QUOTE(Bikerdad @ Feb 2 2006, 09:04 PM)
The article lists the 20 top bottlenecks for 2004, along with the hours wasted. Note that the interdiction of I-10 that Katrina has brought isn't on this list, which might very well catapult the highways down there onto the list. Unfortunately, as I've seen here in my neck of the woods, often the organizations you would think would be most inclined to get behind eliminating bottlenecks are some of the most obstructionist. The Sierra Club in its constant fights to prevent widening of highways is the highest profile.
Hobbes is dead on. I think anyone with even the most basic understanding of how Sprawl works should understand why environmental groups generally oppose widening highways, and it has nothing to do with another 100 feet of wilderness getting wiped out.
It's because it solves absolutely nothing. In LA, our primary commuting Road, the 405, is so congested that it generally takes an hour to go aproximately 15 miles. Every morning. When the 405 South added a commuter lane, it reduced traffic significantly for carpoolers for about 6 months. Now, if you go out there, taking the commuter lane is marginally faster than the regular lanes because so many people switched over to carpooling.
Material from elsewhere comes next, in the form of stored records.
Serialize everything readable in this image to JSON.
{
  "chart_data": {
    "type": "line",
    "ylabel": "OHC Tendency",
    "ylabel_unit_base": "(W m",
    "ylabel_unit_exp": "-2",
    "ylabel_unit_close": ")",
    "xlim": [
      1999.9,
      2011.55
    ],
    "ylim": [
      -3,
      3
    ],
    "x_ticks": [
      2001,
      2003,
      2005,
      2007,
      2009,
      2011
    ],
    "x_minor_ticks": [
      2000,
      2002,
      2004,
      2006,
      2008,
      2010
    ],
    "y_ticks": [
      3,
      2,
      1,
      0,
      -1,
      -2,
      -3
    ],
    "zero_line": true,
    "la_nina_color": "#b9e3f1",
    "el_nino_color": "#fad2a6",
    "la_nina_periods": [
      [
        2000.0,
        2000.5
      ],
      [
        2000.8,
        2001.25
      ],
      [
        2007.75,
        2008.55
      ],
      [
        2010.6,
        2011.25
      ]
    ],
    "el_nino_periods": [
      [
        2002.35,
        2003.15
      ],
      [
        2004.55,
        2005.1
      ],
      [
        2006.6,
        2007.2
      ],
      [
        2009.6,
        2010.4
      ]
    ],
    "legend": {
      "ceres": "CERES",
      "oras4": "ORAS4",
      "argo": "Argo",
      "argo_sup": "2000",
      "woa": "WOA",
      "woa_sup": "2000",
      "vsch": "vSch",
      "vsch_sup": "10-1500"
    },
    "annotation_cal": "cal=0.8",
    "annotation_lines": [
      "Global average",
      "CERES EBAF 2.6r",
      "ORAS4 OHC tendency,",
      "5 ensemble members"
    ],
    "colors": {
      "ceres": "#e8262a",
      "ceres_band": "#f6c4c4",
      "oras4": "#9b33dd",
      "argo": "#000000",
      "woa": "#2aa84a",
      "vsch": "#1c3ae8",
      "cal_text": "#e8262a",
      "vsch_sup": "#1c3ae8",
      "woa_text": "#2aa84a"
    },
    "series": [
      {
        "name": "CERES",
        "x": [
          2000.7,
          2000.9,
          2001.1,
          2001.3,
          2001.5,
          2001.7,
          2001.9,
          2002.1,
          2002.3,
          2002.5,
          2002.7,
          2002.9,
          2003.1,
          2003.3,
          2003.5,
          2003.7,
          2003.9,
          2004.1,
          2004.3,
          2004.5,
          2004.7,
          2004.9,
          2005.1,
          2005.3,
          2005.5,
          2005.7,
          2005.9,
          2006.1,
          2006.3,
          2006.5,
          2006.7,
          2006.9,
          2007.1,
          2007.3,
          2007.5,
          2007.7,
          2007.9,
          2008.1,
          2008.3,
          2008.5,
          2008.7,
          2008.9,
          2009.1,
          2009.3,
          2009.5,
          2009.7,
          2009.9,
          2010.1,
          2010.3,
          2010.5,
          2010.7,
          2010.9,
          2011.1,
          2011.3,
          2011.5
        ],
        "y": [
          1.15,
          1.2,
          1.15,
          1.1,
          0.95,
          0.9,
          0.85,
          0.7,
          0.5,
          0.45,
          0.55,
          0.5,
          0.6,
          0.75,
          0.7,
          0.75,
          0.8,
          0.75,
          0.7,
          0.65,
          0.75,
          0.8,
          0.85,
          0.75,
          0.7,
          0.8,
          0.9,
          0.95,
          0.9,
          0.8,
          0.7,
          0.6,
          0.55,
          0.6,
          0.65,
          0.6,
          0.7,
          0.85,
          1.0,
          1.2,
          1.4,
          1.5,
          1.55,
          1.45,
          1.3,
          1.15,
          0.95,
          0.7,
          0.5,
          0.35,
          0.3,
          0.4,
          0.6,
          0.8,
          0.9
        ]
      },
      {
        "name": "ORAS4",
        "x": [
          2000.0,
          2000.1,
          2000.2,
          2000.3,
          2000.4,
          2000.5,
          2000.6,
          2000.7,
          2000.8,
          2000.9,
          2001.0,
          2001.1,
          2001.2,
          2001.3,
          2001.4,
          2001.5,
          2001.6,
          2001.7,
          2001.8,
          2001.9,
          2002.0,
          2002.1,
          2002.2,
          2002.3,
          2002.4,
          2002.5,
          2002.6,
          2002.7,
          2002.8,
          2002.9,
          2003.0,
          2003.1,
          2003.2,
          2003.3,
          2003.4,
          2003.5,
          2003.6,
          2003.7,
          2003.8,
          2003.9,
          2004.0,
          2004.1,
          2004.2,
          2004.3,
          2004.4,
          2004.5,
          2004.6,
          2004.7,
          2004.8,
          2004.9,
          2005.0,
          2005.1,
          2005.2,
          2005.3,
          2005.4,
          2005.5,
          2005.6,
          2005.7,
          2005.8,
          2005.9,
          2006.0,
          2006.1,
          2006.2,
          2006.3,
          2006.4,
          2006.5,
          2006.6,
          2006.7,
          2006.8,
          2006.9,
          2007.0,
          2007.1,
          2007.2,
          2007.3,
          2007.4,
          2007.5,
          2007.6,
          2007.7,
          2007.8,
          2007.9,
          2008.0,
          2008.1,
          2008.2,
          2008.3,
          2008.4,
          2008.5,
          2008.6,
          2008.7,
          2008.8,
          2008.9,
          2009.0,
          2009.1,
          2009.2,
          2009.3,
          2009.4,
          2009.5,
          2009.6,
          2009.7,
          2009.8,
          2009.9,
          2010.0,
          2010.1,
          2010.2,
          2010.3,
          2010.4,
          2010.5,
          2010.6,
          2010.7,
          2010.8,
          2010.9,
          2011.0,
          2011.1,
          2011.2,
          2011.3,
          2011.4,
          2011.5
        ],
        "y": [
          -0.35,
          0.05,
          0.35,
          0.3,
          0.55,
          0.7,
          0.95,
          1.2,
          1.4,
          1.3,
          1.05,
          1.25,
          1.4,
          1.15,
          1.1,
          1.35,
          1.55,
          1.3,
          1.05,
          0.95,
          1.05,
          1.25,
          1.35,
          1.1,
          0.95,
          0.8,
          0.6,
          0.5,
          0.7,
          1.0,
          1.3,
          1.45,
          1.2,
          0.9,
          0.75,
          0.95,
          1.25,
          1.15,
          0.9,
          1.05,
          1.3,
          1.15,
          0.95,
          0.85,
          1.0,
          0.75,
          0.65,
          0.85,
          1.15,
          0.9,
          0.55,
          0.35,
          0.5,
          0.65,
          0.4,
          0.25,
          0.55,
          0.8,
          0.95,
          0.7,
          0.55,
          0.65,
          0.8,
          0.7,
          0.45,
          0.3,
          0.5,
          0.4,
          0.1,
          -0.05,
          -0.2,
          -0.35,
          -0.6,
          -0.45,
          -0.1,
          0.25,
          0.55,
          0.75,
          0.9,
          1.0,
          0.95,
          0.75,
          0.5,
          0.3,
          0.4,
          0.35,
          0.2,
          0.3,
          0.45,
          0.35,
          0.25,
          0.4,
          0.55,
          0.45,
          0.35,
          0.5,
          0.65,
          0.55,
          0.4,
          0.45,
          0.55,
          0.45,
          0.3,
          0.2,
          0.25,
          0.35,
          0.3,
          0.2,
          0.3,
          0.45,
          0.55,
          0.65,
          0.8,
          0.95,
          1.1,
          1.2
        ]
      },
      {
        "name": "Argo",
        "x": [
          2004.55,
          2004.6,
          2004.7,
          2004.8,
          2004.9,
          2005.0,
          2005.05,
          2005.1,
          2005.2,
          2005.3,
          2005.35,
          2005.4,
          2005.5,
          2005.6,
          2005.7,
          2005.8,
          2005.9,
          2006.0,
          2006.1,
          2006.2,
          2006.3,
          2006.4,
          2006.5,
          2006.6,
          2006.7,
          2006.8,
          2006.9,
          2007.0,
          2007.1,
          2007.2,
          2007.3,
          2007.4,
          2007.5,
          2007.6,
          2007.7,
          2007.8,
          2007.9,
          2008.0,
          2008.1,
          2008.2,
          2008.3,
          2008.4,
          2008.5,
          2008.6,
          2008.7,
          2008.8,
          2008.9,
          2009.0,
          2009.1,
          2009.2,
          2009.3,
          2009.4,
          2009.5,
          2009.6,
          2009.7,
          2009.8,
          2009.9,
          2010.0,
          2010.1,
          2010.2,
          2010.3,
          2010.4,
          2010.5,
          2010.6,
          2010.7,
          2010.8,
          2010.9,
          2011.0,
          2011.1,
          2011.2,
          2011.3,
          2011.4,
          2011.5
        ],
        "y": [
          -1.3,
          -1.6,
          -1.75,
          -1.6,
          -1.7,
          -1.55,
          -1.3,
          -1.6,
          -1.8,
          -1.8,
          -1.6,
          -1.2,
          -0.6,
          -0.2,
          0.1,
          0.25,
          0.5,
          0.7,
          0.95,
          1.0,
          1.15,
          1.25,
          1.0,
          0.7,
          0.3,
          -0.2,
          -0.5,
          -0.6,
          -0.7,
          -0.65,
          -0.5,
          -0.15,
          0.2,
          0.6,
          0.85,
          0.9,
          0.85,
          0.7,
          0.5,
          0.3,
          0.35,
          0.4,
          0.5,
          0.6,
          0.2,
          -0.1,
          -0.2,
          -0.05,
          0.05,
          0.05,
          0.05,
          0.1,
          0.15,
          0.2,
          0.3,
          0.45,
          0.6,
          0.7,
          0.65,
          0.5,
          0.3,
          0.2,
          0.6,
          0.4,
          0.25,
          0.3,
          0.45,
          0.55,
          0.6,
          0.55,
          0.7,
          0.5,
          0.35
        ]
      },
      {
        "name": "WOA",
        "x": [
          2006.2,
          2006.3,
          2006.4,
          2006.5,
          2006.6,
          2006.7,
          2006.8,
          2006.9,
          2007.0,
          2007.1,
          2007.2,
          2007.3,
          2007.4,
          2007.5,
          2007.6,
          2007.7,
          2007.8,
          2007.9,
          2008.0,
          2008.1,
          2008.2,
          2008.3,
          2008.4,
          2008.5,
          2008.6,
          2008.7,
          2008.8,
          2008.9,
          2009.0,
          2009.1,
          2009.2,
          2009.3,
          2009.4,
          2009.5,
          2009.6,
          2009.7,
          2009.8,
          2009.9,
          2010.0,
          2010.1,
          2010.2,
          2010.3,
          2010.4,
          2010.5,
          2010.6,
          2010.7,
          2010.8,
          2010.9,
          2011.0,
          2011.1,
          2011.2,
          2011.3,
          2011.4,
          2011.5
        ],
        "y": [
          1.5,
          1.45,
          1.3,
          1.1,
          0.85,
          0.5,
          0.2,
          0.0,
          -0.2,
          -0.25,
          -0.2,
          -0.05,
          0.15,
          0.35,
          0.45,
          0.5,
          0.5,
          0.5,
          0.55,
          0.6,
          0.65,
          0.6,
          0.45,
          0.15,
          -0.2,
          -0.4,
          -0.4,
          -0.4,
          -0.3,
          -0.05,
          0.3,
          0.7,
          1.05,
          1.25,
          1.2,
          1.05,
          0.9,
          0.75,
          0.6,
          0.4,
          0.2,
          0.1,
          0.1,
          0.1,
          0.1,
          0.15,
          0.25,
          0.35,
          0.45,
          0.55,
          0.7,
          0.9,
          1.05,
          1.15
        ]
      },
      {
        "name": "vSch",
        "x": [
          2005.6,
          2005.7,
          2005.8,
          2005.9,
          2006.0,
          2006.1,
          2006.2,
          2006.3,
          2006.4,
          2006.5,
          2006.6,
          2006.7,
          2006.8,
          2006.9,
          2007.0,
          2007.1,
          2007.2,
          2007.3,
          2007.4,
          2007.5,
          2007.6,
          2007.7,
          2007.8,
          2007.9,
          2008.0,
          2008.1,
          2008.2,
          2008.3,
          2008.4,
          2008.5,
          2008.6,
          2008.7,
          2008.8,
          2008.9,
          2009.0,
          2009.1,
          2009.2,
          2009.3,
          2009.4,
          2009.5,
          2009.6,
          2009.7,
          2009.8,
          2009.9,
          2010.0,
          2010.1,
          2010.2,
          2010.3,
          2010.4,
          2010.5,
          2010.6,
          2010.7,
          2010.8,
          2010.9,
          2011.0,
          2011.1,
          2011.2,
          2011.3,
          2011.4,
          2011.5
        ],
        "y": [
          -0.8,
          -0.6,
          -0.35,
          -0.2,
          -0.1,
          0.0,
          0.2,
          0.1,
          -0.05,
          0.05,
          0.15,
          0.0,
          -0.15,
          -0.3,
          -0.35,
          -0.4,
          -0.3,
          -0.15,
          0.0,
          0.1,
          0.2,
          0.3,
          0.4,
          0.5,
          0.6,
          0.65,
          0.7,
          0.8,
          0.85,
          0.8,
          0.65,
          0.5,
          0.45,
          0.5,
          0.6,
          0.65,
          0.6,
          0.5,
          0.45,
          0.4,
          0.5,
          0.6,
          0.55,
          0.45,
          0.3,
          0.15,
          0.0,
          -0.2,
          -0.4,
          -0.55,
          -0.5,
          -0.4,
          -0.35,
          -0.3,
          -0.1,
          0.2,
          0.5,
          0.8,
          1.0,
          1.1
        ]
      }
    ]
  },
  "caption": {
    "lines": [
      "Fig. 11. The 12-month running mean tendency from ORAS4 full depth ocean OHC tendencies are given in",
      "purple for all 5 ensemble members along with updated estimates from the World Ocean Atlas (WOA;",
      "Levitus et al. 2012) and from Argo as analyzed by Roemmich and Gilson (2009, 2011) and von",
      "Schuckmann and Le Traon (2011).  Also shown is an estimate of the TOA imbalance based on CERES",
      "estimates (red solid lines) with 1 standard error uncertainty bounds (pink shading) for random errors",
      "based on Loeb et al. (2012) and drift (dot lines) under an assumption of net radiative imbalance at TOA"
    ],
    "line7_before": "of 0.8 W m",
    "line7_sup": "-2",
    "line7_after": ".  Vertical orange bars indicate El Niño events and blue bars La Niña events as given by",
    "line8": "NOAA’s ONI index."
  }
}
Meanwhile the 405 gets heavier and heavier traffic, because the city continues to Sprawl northward making more and more people have to travel the 405 everyday on the way into work.
There are two signficant ways to combat these types of Bottlenecks (i.e. around cities). Build the city up (which you
can do in LA, despite the common misconception that this is impossible), and build public transport aimed at getting daily commuters off the roads. Our current train system is laughable; providing an alternative only really to people commuting from the San Fernando Valley to Long Beach or Downtown. The MTA (which I rode on for 4 years, I just recently purchased a car) is only used by extremely poor individuals, minorities, and students. It is underfunded and generally an overpriced and slow alternative to a personal car commute.
When we're talking about bottlenecks related to lane merge between interstates and exit ramps, then yes, as long as these issues are occurring outside of a metropolitan area redesigning bottlenecked areas is a good idea. In-city it's a perpetual problem, it doesn't matter if you make the 405 20 lanes wide (it's already 10), in 1,2, maybe 5 years it's going to be just as congested as workers move out of the urban areas and into sprawl.